Oleh : A. Muslimin

Manusia dalam menjalankan ekonomi atau ingin menjalankan bisnis, manusia harus mengetahui dengan baik hukum agama yang mengatur agar tidak melakukan aktivitas yang haram dan tidak merugikan masyarakat. Hukum Islam memiliki peraturan, undang-undang dan tata krama. Khalifah ke empat Imam Ali Kw pernah mengatakan ”Hukum dahulu, baru berbisnis”.[1] Bahkan dalam bekerja dan berbisnis wajib bagi setiap Muslim untuk memahami bagaimana transaksi agar tidak terjerumus dalam jurang keharaman atau syubhat hanya karena ketidaktahuan.

Islam lahir dalam lingkungan perdagangan atau hukum ekonomi Mekkah, Islam menekankan kebaikan-kebaikan perdagangan sekaligus memberikan hukuman bagi seseorang yang melakukan praktek tidak jujur dan berusaha memperoleh kekayaan dengan cara tidak adil. Sesungguhnya prinsip akhlak mengharuskan keterikatan seorang produsen muslim dengan akhlak mulia dan menjauhi akhlak buruk yang membahayakan disebabkan proses produksi, kebohongan, kecurangan, merugikan orang lain dan lain-lain.[2]

Semua itu adalah realitas yang cukup dikenal tentang baik dan buruk dalam watak manusia, sebab itulah dalam terminologi al-Qur’an, hal yang baik dinamakan al-ma’ruf dan yang buruk dinamakan al-munkar dengan perkataan lain al-ma’rufat dikenal sebagai hal yang disukai oleh setiap manusia dan al-munkarat sebagai hal yang tidak disukai oleh manusia.[3]

Umat Islam pada permulaannya dalam menegakkan aturan tentang hukum ekonomi dan mencegah terjadinya berbagai penyimpangan, menawarkan konsep hisbah[4]. Ruang lingkup hisbah mencakup hak-hak Allah dan hak-hak manusia.

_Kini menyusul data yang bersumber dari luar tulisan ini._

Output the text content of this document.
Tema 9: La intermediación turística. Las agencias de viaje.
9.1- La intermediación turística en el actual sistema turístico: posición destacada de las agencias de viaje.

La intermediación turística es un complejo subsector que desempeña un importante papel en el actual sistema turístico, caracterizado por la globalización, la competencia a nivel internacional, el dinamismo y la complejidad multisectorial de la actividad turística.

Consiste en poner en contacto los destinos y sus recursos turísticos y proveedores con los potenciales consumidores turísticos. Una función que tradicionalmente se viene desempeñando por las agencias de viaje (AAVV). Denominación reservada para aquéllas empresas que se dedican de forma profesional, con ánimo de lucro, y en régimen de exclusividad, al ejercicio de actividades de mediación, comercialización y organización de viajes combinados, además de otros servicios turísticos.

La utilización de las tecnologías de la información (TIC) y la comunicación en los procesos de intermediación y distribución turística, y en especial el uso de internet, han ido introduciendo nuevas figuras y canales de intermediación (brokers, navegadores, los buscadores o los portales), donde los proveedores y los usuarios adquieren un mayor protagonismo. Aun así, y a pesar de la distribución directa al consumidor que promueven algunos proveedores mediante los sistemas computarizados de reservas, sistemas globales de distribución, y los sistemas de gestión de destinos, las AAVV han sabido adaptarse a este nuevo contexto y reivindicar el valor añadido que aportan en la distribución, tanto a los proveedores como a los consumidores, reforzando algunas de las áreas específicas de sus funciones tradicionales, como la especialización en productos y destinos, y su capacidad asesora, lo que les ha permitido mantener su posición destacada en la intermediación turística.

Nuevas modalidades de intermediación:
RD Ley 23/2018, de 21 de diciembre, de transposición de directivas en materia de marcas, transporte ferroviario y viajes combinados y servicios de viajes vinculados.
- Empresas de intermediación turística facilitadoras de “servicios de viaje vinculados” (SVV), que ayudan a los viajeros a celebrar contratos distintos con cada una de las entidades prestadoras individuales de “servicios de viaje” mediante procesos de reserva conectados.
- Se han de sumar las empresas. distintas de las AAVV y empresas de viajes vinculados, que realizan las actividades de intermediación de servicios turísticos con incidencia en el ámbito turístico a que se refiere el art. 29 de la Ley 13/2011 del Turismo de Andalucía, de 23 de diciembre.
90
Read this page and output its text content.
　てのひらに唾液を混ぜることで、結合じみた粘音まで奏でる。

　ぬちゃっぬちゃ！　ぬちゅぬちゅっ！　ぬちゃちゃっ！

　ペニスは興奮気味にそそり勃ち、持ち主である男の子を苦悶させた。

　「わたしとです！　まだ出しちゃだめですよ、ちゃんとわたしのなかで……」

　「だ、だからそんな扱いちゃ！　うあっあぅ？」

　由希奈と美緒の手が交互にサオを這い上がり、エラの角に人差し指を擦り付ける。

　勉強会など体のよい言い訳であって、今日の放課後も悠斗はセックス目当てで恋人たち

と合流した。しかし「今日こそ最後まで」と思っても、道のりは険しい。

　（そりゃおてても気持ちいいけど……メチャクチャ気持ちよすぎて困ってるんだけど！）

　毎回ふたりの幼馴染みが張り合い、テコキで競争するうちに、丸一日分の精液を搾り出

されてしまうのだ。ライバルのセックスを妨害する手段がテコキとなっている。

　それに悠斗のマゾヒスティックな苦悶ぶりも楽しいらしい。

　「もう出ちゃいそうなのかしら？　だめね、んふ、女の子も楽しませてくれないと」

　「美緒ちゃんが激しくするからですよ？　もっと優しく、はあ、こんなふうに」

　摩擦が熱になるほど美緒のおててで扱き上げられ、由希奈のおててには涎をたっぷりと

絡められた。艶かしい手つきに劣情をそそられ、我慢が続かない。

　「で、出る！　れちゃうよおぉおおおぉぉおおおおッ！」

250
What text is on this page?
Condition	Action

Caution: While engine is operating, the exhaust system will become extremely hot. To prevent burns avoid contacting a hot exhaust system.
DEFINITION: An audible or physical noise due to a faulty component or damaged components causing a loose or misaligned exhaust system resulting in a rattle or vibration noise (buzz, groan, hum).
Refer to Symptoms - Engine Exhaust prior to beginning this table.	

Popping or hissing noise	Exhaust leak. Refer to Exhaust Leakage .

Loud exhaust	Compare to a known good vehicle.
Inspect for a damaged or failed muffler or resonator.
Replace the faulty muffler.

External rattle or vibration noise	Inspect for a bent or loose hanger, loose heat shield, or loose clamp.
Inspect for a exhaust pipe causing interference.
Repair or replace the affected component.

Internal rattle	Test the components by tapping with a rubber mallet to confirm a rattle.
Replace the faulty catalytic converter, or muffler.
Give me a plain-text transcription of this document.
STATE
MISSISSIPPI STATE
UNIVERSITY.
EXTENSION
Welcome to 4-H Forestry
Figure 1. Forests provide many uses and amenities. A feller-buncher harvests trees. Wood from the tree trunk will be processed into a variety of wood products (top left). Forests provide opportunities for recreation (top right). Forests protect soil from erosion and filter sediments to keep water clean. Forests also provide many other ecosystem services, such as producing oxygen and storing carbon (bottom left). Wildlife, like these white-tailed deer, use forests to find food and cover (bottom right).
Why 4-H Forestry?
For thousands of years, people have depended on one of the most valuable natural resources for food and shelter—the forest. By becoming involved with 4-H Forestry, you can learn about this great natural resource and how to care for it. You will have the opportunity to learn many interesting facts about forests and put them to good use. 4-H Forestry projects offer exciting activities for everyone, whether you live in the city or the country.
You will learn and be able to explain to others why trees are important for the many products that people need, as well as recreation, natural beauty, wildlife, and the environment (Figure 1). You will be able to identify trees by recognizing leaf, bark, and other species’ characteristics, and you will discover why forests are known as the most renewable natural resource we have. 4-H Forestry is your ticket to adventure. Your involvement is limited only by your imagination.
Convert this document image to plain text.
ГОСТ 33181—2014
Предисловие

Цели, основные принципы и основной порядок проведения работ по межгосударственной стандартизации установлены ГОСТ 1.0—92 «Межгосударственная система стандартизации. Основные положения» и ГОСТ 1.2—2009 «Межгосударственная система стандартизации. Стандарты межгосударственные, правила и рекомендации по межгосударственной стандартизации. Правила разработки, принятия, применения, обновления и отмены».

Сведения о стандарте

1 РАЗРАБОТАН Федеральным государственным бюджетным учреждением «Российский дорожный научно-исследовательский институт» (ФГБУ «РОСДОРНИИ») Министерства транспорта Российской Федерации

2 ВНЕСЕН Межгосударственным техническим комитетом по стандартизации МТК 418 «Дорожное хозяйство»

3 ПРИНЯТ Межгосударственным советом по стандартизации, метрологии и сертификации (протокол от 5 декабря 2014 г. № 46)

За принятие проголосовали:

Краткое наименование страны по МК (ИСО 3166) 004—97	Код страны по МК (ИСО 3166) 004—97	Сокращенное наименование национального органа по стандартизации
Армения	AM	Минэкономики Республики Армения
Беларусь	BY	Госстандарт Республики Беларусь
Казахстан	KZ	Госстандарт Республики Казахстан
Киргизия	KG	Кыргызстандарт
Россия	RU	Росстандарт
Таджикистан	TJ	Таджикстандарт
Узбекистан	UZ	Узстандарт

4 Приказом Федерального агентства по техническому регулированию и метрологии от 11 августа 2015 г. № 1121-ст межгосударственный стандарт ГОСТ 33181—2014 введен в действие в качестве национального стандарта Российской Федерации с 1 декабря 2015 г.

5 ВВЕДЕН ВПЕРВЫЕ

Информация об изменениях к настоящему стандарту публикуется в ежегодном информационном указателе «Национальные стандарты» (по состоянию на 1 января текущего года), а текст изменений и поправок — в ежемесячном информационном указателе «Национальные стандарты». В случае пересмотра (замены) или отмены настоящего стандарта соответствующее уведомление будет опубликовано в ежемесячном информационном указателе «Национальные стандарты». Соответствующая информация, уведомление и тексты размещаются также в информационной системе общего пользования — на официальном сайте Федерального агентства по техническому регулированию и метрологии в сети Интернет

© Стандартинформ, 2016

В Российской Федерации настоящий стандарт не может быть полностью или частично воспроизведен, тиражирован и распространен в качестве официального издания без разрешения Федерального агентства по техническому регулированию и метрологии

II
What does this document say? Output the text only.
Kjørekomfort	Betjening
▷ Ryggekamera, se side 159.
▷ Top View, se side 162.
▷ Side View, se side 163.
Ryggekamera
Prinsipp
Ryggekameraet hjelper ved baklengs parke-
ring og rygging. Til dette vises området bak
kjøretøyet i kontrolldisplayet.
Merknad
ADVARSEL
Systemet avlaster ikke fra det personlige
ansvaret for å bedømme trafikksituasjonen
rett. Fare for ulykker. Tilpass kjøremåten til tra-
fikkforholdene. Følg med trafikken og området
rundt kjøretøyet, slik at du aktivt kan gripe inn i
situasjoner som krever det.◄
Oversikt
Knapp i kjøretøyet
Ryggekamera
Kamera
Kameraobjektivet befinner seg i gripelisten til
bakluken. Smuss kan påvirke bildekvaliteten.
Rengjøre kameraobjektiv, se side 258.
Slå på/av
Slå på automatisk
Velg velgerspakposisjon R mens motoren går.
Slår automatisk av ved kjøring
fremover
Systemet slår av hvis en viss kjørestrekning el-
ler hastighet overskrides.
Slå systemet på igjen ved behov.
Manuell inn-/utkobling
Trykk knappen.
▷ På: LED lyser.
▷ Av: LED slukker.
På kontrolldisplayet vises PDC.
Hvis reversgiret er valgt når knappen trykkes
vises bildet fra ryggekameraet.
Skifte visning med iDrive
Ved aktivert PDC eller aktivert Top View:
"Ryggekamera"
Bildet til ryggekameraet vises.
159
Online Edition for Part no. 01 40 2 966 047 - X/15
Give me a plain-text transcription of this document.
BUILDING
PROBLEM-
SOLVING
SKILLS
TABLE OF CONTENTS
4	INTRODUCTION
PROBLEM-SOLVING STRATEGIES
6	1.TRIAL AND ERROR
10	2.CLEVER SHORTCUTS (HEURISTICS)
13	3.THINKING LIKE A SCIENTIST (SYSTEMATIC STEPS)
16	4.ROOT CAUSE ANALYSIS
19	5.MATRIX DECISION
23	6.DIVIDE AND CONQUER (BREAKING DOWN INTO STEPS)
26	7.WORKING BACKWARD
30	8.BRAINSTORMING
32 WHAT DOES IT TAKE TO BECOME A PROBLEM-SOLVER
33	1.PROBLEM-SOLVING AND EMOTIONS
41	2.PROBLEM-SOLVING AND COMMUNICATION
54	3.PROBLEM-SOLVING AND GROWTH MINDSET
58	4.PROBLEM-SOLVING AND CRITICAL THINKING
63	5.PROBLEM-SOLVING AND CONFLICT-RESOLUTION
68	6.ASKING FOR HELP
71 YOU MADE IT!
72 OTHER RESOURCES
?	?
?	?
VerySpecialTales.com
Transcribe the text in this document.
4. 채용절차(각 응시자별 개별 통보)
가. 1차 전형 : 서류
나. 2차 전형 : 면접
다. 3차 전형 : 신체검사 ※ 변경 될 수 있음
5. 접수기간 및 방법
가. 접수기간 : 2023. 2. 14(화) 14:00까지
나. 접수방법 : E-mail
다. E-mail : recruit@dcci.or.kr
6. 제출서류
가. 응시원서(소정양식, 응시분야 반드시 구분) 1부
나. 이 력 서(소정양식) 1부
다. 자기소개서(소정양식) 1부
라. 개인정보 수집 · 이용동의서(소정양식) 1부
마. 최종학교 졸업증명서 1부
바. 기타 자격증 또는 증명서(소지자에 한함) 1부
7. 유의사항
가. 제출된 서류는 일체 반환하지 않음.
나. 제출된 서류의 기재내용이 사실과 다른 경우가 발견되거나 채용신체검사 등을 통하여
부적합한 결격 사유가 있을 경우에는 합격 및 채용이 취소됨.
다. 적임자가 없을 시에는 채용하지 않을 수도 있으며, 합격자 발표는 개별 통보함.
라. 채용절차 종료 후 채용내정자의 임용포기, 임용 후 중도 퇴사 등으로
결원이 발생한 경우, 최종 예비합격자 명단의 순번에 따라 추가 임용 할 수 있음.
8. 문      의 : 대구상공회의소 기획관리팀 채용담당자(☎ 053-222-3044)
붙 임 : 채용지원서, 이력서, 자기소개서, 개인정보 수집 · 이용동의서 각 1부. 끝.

Artinya hisbah mencakup semua sisi kehidupan,[5] baik yang berhubungan dengan Allah yang diatur dalam bidang ibadah maupun yang berhubungan dengan sesama manusia yang diatur dalam bidang muamalat dalam arti luas, baik yang bersifat perorangan maupun yang umum.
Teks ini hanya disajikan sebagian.